Ever truly your obliged and obedient,

Vassall Holland.”

Upon the whole, however, Lord Wellesley’s administration was productive of a favourable effect upon the liberal cause in Ireland. Upon many of the questions then in agitation, he entertained enlarged views, and he did much to break down the underworks of the subordinate Castle influence that rendered the largest and most enlightened policy of a viceroy impracticable.

Had his way been prepared by a previous removal of these barriers, he would have settled many moot points, at a time when they might have been settled in a way that would have left behind as little of bitterness as could have been expected to attend upon the crisis of party contests much less than attended upon subsequent more violent, though, perhaps, less complete dealings with them. The Church, the Education, and the Catholic questions, all engaged his attention; and, in reference to all of them, he held enlightened opinions, and projected plans that would, I believe, have been productive of a more permanent quieting than has been attained by the measures of his successors.
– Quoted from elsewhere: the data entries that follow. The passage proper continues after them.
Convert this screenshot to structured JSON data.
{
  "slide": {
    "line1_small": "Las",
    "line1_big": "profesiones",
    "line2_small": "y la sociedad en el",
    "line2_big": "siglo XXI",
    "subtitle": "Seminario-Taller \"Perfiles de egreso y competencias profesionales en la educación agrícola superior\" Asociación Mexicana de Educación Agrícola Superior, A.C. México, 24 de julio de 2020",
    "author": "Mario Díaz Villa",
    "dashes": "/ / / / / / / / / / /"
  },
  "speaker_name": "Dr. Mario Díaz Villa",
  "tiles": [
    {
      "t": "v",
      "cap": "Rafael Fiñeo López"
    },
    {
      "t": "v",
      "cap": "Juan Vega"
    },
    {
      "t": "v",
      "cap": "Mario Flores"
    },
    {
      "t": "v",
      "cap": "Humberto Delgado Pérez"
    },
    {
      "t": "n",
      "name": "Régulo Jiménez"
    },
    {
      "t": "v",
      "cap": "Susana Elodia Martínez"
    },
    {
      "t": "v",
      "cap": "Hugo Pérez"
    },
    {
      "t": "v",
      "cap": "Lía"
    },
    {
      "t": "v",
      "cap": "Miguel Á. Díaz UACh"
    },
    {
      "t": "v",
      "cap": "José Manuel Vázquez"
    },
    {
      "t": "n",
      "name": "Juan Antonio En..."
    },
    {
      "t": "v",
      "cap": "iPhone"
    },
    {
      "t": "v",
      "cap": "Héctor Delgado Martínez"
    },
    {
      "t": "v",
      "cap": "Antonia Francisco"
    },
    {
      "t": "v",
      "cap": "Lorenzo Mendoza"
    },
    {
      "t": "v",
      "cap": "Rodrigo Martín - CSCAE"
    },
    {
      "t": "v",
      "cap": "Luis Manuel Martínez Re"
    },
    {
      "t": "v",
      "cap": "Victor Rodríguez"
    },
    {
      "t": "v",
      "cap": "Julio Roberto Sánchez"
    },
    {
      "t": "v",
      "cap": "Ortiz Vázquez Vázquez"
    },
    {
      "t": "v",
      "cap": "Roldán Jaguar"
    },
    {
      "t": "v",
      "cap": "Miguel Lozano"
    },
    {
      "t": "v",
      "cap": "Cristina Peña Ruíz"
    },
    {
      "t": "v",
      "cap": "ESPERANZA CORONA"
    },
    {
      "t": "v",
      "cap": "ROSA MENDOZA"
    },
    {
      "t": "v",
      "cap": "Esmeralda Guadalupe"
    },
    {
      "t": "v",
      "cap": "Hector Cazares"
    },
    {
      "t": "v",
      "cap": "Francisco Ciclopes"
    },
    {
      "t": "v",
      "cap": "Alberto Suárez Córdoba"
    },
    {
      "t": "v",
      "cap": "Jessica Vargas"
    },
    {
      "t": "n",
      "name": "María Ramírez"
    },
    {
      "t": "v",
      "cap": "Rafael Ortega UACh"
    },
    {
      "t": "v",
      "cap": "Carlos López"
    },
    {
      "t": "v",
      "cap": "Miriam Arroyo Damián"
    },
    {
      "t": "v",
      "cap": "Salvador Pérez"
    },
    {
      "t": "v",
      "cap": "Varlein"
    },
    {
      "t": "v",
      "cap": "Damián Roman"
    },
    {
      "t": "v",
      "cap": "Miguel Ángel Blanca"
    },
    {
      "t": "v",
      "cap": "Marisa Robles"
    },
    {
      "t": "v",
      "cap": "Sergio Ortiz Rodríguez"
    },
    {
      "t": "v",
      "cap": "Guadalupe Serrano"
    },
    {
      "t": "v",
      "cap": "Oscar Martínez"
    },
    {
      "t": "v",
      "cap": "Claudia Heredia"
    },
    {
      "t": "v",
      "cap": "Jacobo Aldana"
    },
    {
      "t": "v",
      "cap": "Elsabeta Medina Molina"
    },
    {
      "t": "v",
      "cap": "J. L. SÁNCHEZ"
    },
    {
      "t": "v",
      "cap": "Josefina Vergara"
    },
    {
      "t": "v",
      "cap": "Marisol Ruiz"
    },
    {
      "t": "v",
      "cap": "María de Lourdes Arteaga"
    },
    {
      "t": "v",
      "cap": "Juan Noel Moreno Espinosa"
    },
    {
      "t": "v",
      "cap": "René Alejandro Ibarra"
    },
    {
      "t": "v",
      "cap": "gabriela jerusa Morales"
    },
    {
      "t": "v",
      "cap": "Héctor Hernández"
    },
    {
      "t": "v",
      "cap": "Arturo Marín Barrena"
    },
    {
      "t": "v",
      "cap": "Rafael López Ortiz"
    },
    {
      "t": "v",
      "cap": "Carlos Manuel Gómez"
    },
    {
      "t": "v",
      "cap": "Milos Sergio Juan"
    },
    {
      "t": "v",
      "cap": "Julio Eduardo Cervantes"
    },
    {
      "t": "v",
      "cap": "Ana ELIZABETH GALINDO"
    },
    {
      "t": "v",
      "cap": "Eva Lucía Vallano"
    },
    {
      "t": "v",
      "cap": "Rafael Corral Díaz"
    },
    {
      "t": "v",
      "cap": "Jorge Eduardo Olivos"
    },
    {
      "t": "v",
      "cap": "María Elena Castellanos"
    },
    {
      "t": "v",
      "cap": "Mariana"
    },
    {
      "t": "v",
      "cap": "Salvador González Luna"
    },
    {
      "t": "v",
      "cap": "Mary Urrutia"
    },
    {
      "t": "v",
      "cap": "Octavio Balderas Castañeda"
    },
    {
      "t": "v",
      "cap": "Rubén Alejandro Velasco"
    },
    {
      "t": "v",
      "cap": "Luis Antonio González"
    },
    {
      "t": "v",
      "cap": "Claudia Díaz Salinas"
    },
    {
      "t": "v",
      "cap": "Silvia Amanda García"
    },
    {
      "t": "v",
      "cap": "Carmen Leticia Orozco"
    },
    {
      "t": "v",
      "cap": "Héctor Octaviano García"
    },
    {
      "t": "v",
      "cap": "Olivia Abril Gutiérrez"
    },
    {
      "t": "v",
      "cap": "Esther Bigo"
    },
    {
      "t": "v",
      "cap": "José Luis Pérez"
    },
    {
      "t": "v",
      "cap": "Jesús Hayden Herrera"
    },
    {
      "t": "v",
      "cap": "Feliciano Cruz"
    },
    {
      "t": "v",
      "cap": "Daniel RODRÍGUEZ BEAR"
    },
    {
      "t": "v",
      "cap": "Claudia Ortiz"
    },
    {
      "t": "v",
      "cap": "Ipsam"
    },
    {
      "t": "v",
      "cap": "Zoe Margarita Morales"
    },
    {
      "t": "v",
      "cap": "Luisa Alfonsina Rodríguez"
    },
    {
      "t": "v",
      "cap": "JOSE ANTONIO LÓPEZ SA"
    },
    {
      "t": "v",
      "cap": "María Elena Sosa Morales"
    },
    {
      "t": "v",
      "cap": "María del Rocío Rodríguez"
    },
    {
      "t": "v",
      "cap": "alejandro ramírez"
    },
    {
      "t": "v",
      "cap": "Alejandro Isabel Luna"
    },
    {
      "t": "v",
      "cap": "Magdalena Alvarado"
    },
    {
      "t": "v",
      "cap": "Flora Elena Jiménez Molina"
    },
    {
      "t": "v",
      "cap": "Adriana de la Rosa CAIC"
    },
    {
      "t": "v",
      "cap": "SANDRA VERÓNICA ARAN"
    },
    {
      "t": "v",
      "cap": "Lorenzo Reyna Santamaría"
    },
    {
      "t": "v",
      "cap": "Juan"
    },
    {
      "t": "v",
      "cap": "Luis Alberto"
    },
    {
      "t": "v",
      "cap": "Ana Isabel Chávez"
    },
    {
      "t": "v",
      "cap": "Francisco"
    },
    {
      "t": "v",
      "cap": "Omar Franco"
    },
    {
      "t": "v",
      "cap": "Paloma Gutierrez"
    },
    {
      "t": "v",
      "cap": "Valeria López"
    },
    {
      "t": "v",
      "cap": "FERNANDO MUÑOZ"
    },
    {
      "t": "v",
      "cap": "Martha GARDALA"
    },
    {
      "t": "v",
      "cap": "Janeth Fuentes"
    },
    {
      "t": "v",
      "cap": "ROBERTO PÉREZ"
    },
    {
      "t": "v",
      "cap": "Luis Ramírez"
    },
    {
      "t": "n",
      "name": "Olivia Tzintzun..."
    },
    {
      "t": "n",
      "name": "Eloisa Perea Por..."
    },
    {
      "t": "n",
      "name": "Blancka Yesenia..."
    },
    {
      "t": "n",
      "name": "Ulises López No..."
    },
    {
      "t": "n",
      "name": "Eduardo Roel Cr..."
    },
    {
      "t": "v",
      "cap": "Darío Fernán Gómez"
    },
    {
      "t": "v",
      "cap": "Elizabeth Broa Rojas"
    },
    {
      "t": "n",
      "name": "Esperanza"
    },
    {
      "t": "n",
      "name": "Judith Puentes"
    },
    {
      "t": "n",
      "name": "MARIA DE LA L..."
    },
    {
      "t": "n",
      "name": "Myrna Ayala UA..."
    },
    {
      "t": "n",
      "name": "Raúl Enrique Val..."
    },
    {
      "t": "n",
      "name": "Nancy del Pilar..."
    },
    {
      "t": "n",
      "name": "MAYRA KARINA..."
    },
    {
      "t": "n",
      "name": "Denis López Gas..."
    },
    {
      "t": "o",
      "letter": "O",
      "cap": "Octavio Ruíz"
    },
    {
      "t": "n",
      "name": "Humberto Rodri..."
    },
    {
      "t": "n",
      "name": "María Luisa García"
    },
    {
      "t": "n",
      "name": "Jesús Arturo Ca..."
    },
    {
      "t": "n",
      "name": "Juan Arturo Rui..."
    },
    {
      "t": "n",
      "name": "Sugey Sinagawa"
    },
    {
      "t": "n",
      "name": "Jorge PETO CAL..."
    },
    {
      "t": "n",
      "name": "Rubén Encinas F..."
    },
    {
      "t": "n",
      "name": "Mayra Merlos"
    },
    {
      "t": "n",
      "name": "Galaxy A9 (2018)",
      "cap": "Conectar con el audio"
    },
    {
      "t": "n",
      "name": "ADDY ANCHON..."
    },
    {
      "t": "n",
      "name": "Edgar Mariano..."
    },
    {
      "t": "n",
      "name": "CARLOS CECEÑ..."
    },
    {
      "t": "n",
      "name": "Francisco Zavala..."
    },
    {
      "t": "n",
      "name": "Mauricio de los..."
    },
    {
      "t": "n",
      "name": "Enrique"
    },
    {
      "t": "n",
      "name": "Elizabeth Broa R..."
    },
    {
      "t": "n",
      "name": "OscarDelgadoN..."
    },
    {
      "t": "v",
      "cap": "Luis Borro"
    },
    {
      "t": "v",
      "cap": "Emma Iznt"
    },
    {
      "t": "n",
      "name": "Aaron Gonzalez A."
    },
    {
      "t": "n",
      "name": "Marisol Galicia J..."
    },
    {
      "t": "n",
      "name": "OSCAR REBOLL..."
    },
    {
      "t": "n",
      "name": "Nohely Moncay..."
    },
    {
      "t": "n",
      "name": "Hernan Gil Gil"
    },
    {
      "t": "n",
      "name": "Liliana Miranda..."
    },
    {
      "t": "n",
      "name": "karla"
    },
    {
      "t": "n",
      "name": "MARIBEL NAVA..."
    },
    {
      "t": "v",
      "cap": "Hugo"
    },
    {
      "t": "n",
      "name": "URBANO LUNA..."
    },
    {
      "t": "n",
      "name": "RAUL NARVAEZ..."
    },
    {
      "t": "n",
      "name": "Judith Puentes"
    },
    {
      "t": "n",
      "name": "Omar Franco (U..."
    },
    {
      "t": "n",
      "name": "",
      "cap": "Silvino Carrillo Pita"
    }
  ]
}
To these questions it is my intention again to refer, as I took a considerable part in the discussion of all of them, and was acquainted with most of the details of their progress.

Lord Wellesley had been an old friend of my father’s, and I was, consequently, upon terms of familiar intercourse with him during his viceroyalty. He was fond of passing a day or two with me in the quiet of my villa of Maretimo, and I preserve the pleasantest recollections of the charms of his conversation, drawn, as it was, from a boundless store of political and literary knowledge, and pointed by his long and varied acquaintance with the world. Of his correspondence with me, which was extensive, I regret much that I can find no traces in the confused mass of my papers.